Ms Barlow: To ask the Secretary of State for Children, Schools and Families how many pupils of each age have been given a fixed-period exclusion in the last 12 months, broken down by reason for exclusion. 
Keith Vaz: To ask the Secretary of State for Children, Schools and Families (1) how many children under the age of (a) five, (b) 10 and (c) 15 years were (i) temporarily excluded and (ii) permanently excluded from state schools in Leicestershire in (A) 2007 and (B) 1997; 
(2) how many children under the age of (a) five, (b) 10 and (c) 15 years were temporarily excluded from state schools in Leicestershire for (i) attacking another pupil or teacher, (ii) having drunk alcohol at or before school or having alcohol with them and (iii) carrying an offensive weapon in (A) 1997 and (B) 2007; 
(3) how many children under the age of (a) five, (b) 10 and (c) 15 years were permanently excluded from state schools in Leicestershire for carrying an offensive weapon in (i) 2007 and (ii) 1997. 

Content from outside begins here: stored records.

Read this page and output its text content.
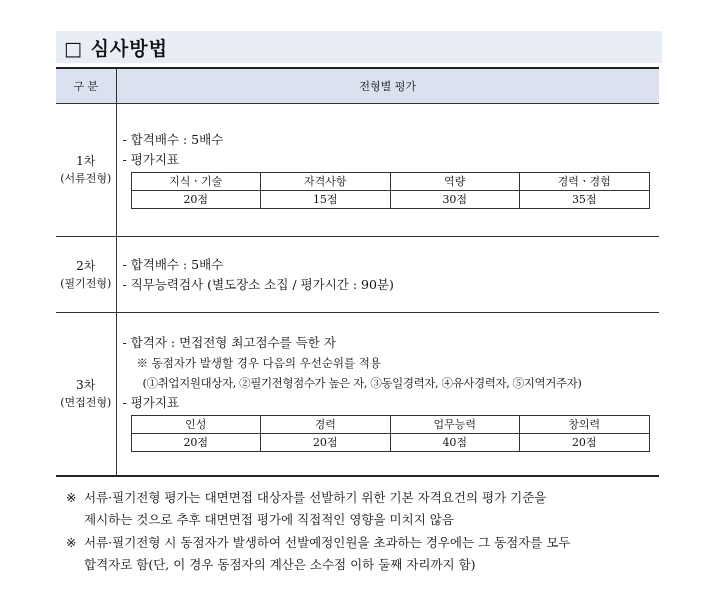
□ 심사방법
구 분	전형별 평가

1차
(서류전형)

- 합격배수 : 5배수
- 평가지표
지식ㆍ기술	자격사항	역량	경력ㆍ경험
20점	15점	30점	35점

2차
(필기전형)

- 합격배수 : 5배수
- 직무능력검사 (별도장소 소집 / 평가시간 : 90분)

3차
(면접전형)

- 합격자 : 면접전형 최고점수를 득한 자
※ 동점자가 발생할 경우 다음의 우선순위를 적용
(①취업지원대상자, ②필기전형점수가 높은 자, ③동일경력자, ④유사경력자, ⑤지역거주자)
- 평가지표
인성	경력	업무능력	창의력
20점	20점	40점	20점
※ 서류·필기전형 평가는 대면면접 대상자를 선발하기 위한 기본 자격요건의 평가 기준을
제시하는 것으로 추후 대면면접 평가에 직접적인 영향을 미치지 않음
※ 서류·필기전형 시 동점자가 발생하여 선발예정인원을 초과하는 경우에는 그 동점자를 모두
합격자로 함(단, 이 경우 동점자의 계산은 소수점 이하 둘째 자리까지 함)
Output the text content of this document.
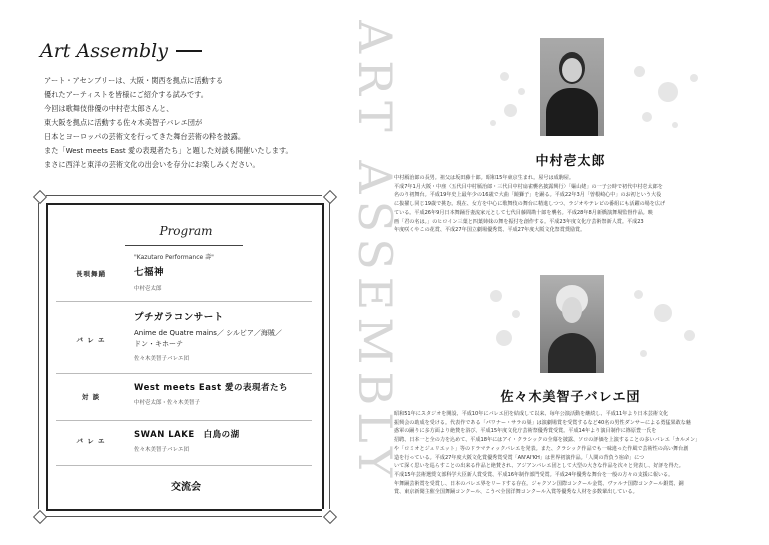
Art Assembly
アート・アセンブリーは、大阪・関西を拠点に活動する
優れたアーティストを皆様にご紹介する試みです。
今回は歌舞伎俳優の中村壱太郎さんと、
東大阪を拠点に活動する佐々木美智子バレエ団が
日本とヨーロッパの芸術文を行ってきた舞台芸術の粋を披露。
また「West meets East 愛の表現者たち」と題した対談も開催いたします。
まさに西洋と東洋の芸術文化の出会いを存分にお楽しみください。
Program
長唄舞踊
"Kazutaro Performance 壽"
七福神
中村壱太郎
バ レ エ
プチガラコンサート
Anime de Quatre mains／ シルビア／海賊／ドン・キホーテ
佐々木美智子バレエ団
対 談
West meets East 愛の表現者たち
中村壱太郎・佐々木美智子
バ レ エ
SWAN LAKE　白鳥の湖
佐々木美智子バレエ団
交流会
ART ASSEMBLY	中村壱太郎
中村鴈治郎の長男。祖父は坂田藤十郎。昭和15年東京生まれ。屋号は成駒屋。
平成7年1月大阪・中座〈五代目中村鴈治郎・三代目中村扇雀襲名披露興行〉「嫗山姥」の一子公時で初代中村壱太郎を
名のり初舞台。平成19年史上最年少の16歳で大曲「鏡獅子」を踊る。平成22年3月「曽根崎心中」のお初という大役
に抜擢し同じ19歳で挑む。現在、女方を中心に歌舞伎の舞台に精進しつつ、ラジオやテレビの番組にも活躍の場を広げ
ている。平成26年9月日本舞踊吾妻流家元として七代目藤間勘十郎を襲名。平成28年8月新橋演舞場監督作品。映
画「君の名は。」のヒロイン三葉と四葉姉妹の舞を振付を創作する。平成23年度文化庁芸術祭新人賞。平成23
年度咲くやこの花賞、平成27年国立劇場優秀賞、平成27年度大阪文化祭賞奨励賞。
佐々木美智子バレエ団
昭和51年にスタジオを開設、平成10年にバレエ団を結成して以来、毎年公演活動を継続し、平成11年より日本芸術文化
振興会の助成を受ける。代表作である「パワナー・サラの巣」は演劇場賞を受賞するなど40名の男性ダンサーによる勇猛果敢な魅
惑軍の踊りに多方面より絶賛を浴び、平成15年度文化庁芸術祭優秀賞受賞。平成14年より演目制作に篠原豊一氏を
招聘、日本一と全の力を込めて、平成18年にはアイ・クラシックの全幕を披露、ソロの評価を上演することの多いバレエ「カルメン」
や「ロミオとジュリエット」等のドラマティックバレエを発表。また、クラシック作品でも一味違った作風で芸術性の高い舞台創
造を行っている。平成27年度大阪文化賞優秀賞受賞「AN'AI'KH」は世界初演作品。「人間の背負う宿命」につ
いて深く思いを巡らすことの出来る作品と絶賛され、アジアンバレエ団として大型の大きな作品を次々と発表し、好評を得た。
平成15年芸術選奨文部科学大臣新人賞受賞、平成16年制作部門受賞。平成24年優秀な舞台を一般の方々の支援に報いる。
年舞踊芸術賞を受賞し、日本のバレエ界をリードする存在。ジャクソン国際コンクール金賞、ヴァルナ国際コンクール銀賞、銅
賞、東京新聞主催全国舞踊コンクール、こうべ全国洋舞コンクール入賞等優秀な人材を多数輩出している。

Sarah McCarthy-Fry: Data on the numbers of pupils with fixed period exclusions were collected for the first time for the school year 2003-04, therefore data cannot be provided for fixed period exclusions for 1997. Prior to 2002 information was collected on the number of permanent exclusions; therefore for 1997 the Department can only provide information on the number of permanent exclusions not the number of pupils involved.
The reasons for exclusion were collected for the first time for the school year 2003-04. There is no category specifically on carrying an offensive weapon, this is included under the category of verbal abuse/threatening behaviour so the Department cannot determine how many exclusions involved carrying an offensive weapon. Other categories include physical assault against a pupil, physical assault against an adult and drugs and alcohol.
It is not possible, given the amount of analysis required, to provide a response to these questions within the timeframe required by Parliament. Information on the numbers and reasons for exclusions for 2003/04 and 2006/07 will be placed in the Library.
Harry Cohen: To ask the Secretary of State for Children, Schools and Families what plans he has to reduce levels of bullying in schools, with particular reference to bullying of children with disabilities. 
Sarah McCarthy-Fry: We have an ongoing programme of work to prevent and tackle the bullying of children with special educational needs (SEN) and disabilities. In May 2008 we published guidance on Bullying involving Children with Special Educational Needs and Disabilities as part of our Safe to Learn suite of guidance. The guidance provides schools with advice on their legal obligations in respect of children with special educational needs and disabilities. It also provides comprehensive advice on how to prevent the bullying of these children, and how to respond to bullying incidents. We are funding the Anti-Bullying Alliance and National Strategies to work with local authorities and schools to ensure the guidance is effectively implemented on the ground, and to provide challenge and support, where necessary. We will monitor the situation closely.
At the launch of the Anti-Bullying week on 13 November, the Department launched the Make Them Go Away DVD. This is a short film for schools which seeks to illustrate to young people the damaging impact of bullying other young people with special educational needs and disabilities. The DVD has been well received by our key stakeholders. We will encourage schools to show the DVD in assemblies and in class with a view to stimulating discussions around the issue with their pupils.
Helen Southworth: To ask the Secretary of State for Children, Schools and Families what guidance his Department has issued to schools on provision of support to children with long-term conditions, particularly children with type 1 diabetes; and if he will make a statement. 
This guidance, published in 2005 jointly with the Department of Health, specifically addresses what schools can do to help children with diabetes and other medical conditions, we also produced sister guidance in the same year, entitled Including me: managing complex health needs in schools and early years settings.